En outre, les caractéristiques de notre pays, qui est, en raison de son histoire et de sa tradition, un Etat unitaire avec une répartition des impôts, entre impôts d'Etat et impôts locaux, rendent nécessaire la consécration constitutionnelle de l'autonomie fiscale des collectivités locales.
M. Pierre Mauroy ne dit pas autre chose lorsqu'il écrit, dans son rapport, que " l'autonomie fiscale est une dimension essentielle de la démocratie et du principe français de libre administration des collectivités locales " et qu'il intitule sa proposition n° 131 -je cite toujours- : " Affirmer la nécessaire autonomie fiscale des collectivités locales ".
La consécration de l'autonomie fiscale, comme corollaire de l'autonomie locale, est donc légitime, mais elle est surtout, -et il s'agit là de la seconde raison-, devenue indispensable pour endiguer les tentations recentralisatrices des gouvernements successifs.

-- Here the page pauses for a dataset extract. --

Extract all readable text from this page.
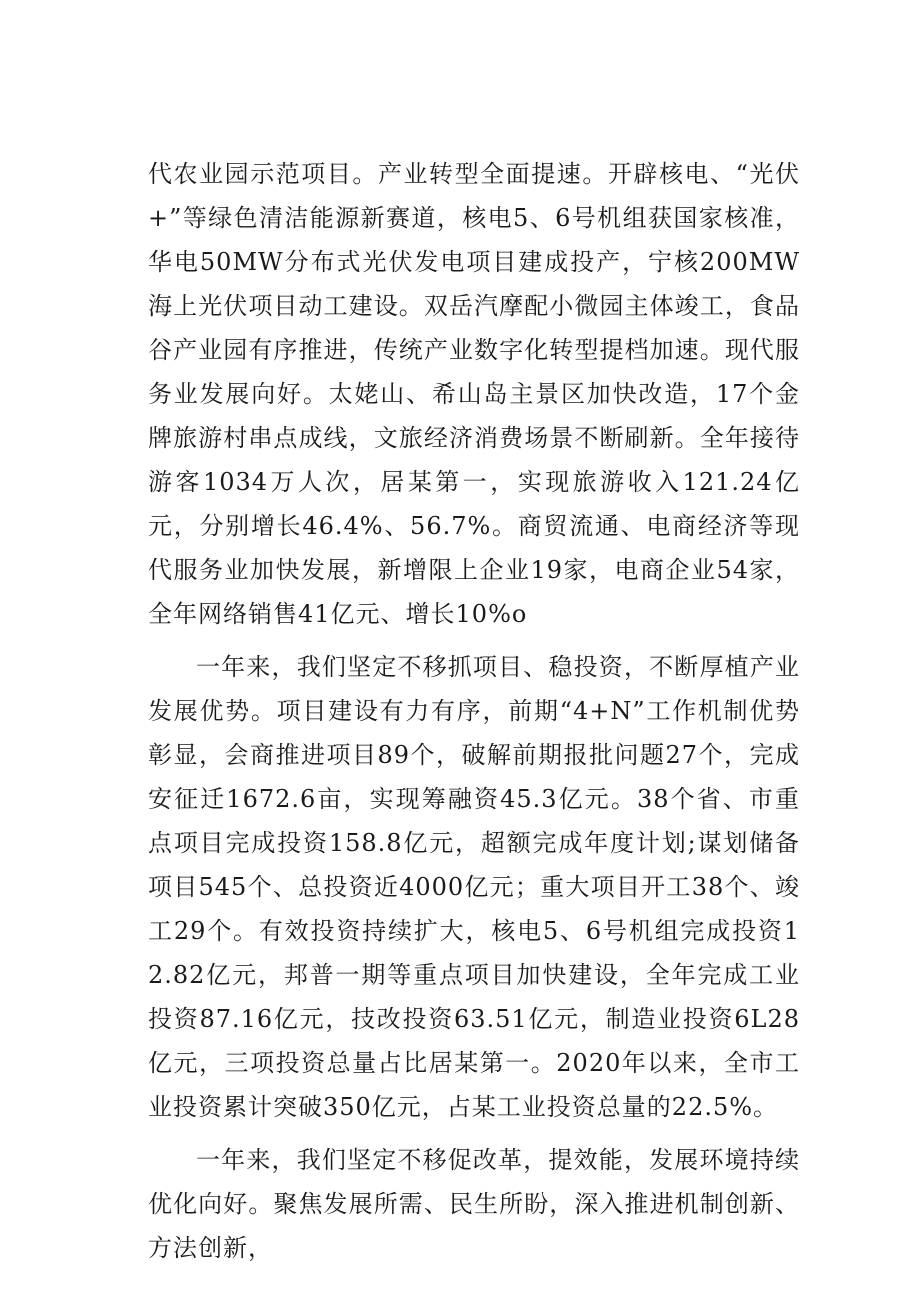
代农业园示范项目。产业转型全面提速。开辟核电、“光伏+”等绿色清洁能源新赛道，核电5、6号机组获国家核准，华电50MW分布式光伏发电项目建成投产，宁核200MW海上光伏项目动工建设。双岳汽摩配小微园主体竣工，食品谷产业园有序推进，传统产业数字化转型提档加速。现代服务业发展向好。太姥山、希山岛主景区加快改造，17个金牌旅游村串点成线，文旅经济消费场景不断刷新。全年接待游客1034万人次，居某第一，实现旅游收入121.24亿元，分别增长46.4%、56.7%。商贸流通、电商经济等现代服务业加快发展，新增限上企业19家，电商企业54家，全年网络销售41亿元、增长10%o

一年来，我们坚定不移抓项目、稳投资，不断厚植产业发展优势。项目建设有力有序，前期“4+N”工作机制优势彰显，会商推进项目89个，破解前期报批问题27个，完成安征迁1672.6亩，实现筹融资45.3亿元。38个省、市重点项目完成投资158.8亿元，超额完成年度计划;谋划储备项目545个、总投资近4000亿元；重大项目开工38个、竣工29个。有效投资持续扩大，核电5、6号机组完成投资12.82亿元，邦普一期等重点项目加快建设，全年完成工业投资87.16亿元，技改投资63.51亿元，制造业投资6L28亿元，三项投资总量占比居某第一。2020年以来，全市工业投资累计突破350亿元，占某工业投资总量的22.5%。

一年来，我们坚定不移促改革，提效能，发展环境持续优化向好。聚焦发展所需、民生所盼，深入推进机制创新、方法创新，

En effet, force est de constater que tous les gouvernements, quelle que soit leur couleur politique, ont tendance à " grignoter " l'autonomie fiscale des collectivités locales. Cette dérive, qui s'est récemment illustrée par la mise en extinction de la part salariale de la taxe professionnelle, la quasi disparition des droits de mutation, la suppression de la part régionale de la taxe d'habitation et la disparition de la vignette, apparaît comme dangereuse.

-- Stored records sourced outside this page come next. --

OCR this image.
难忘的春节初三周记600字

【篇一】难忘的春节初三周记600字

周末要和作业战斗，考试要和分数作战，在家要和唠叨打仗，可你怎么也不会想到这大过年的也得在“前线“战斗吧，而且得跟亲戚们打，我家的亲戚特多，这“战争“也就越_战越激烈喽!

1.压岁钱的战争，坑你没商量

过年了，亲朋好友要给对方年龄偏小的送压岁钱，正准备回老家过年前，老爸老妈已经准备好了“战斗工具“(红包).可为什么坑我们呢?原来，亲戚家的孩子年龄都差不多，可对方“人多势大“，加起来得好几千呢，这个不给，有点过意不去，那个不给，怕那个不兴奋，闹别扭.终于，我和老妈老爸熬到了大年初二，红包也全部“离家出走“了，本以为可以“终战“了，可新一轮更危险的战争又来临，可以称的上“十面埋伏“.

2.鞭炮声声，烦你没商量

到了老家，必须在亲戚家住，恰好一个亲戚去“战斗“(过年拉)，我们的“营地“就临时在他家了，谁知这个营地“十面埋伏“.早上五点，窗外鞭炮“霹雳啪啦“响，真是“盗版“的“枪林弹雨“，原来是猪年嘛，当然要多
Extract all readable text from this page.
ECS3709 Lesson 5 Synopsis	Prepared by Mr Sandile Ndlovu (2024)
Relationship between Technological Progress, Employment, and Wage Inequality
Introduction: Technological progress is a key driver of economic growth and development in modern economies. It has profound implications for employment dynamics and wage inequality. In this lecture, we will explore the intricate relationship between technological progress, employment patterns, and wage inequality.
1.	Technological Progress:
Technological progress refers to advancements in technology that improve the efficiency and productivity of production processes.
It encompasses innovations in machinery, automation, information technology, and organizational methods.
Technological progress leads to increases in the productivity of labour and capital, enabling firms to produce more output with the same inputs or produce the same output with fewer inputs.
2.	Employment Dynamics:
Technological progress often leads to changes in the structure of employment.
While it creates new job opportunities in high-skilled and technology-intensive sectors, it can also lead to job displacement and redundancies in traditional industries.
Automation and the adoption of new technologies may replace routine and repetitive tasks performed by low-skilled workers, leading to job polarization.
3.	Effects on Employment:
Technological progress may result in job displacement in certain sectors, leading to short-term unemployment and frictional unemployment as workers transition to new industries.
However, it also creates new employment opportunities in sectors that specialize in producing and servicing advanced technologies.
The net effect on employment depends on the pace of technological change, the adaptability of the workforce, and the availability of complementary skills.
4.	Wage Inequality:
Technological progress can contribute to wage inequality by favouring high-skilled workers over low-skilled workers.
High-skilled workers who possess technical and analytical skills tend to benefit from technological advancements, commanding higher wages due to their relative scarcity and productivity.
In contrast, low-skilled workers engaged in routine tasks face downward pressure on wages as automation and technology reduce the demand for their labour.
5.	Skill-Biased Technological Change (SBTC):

En effet, ce dépérissement de la fiscalité locale présente deux inconvénients majeurs : d'une part, il distend le lien entre les collectivités locales et leurs administrés ; d'autre part, il " déresponsabilise " les élus locaux qui ne sont plus incités à améliorer l'efficience de leur gestion car ils deviennent de simples distributeurs de dotations " octroyées " par l'Etat.

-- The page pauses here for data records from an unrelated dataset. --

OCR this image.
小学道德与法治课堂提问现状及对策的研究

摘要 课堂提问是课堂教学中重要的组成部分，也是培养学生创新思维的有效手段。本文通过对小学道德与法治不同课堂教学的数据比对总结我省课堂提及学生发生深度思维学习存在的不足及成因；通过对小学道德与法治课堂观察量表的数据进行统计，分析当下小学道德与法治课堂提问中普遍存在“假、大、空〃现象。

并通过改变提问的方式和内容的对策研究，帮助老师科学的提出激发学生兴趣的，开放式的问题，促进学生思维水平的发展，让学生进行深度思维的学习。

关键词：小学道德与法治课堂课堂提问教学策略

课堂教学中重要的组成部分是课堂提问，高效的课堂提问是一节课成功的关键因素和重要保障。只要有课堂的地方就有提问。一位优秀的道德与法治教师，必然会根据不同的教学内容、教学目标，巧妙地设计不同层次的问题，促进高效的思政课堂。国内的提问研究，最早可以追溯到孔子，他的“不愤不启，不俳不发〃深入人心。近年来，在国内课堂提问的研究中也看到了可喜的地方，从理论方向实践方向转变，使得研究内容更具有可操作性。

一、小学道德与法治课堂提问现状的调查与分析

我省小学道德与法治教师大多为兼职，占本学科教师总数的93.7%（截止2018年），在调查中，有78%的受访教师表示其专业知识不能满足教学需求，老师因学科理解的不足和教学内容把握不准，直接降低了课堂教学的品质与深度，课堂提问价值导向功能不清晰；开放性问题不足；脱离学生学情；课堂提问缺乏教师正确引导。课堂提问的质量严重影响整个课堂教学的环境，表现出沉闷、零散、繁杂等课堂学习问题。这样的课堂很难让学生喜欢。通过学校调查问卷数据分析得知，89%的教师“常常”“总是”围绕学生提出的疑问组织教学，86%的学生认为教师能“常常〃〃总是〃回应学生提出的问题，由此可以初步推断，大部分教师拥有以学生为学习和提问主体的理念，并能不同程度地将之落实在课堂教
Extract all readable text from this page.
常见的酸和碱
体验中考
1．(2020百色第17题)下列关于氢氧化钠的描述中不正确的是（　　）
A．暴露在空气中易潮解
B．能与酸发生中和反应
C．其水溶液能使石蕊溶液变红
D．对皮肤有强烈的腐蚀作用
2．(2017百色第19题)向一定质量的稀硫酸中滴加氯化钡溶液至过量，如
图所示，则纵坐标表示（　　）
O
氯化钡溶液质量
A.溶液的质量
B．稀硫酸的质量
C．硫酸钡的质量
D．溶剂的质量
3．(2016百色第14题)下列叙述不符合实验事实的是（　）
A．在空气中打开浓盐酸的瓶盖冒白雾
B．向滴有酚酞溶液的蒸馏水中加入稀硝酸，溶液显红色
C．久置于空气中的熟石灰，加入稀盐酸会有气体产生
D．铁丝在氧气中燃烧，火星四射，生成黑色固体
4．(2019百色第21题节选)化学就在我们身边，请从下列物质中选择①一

C'est pourquoi, il était indispensable de tracer, dans la Constitution, une ligne jaune que les gouvernements ne doivent pas franchir.
L'économie du texte que nous vous présentons découle tout naturellement des objectifs poursuivis.
C'est ainsi qu'il est, tout d'abord, proposé de consacrer le principe d'autonomie fiscale des collectivités locales par l'inscription, dans notre loi fondamentale, du principe de prépondérance du produit des recettes fiscales propres au sein des ressources de chacune des trois catégories de collectivités territoriales.
Autrement dit, le total du produit des impôts dont les collectivités locales maîtrisent les taux, c'est-à-dire essentiellement les " quatre vieilles ", et du produit des redevances pour services rendus, ne pourra représenter moins de 51 % du total de leurs ressources.
Par ailleurs, notre proposition de loi a pour objet de conférer une valeur constitutionnelle au principe de la compensation intégrale et concomitante du coût des compétences ou des charges transférées aux collectivités locales.
Enfin, notre proposition de loi tire toutes les conséquences du rôle de représentant des collectivités territoriales que la Constitution assigne au Sénat, au-delà de son rôle d'assemblée parlementaire à part entière.
Pour ce faire, notre texte écarte la faculté de donner le dernier mot à l'Assemblée nationale pour les projets ou propositions de loi relatifs à l'administration des collectivités territoriales. Autrement dit, ces textes devront être votés en termes identiques par les deux assemblées qui composent le Parlement français.
En conclusion, je dirai que l'expression " République territoriale " résume bien la nature de ce " nouveau régime " que nous nous proposons d'instituer, pour remédier à ce que j'ai appelé l'immaturité fondamentale des rapports actuels entre l'Etat et les collectivités locales.
Nous passerons ainsi d'une vision administrative des pouvoirs locaux, dont témoigne le terme même de " décentralisation ", à une reconnaissance d'un pouvoir territorial constitutionnellement garanti.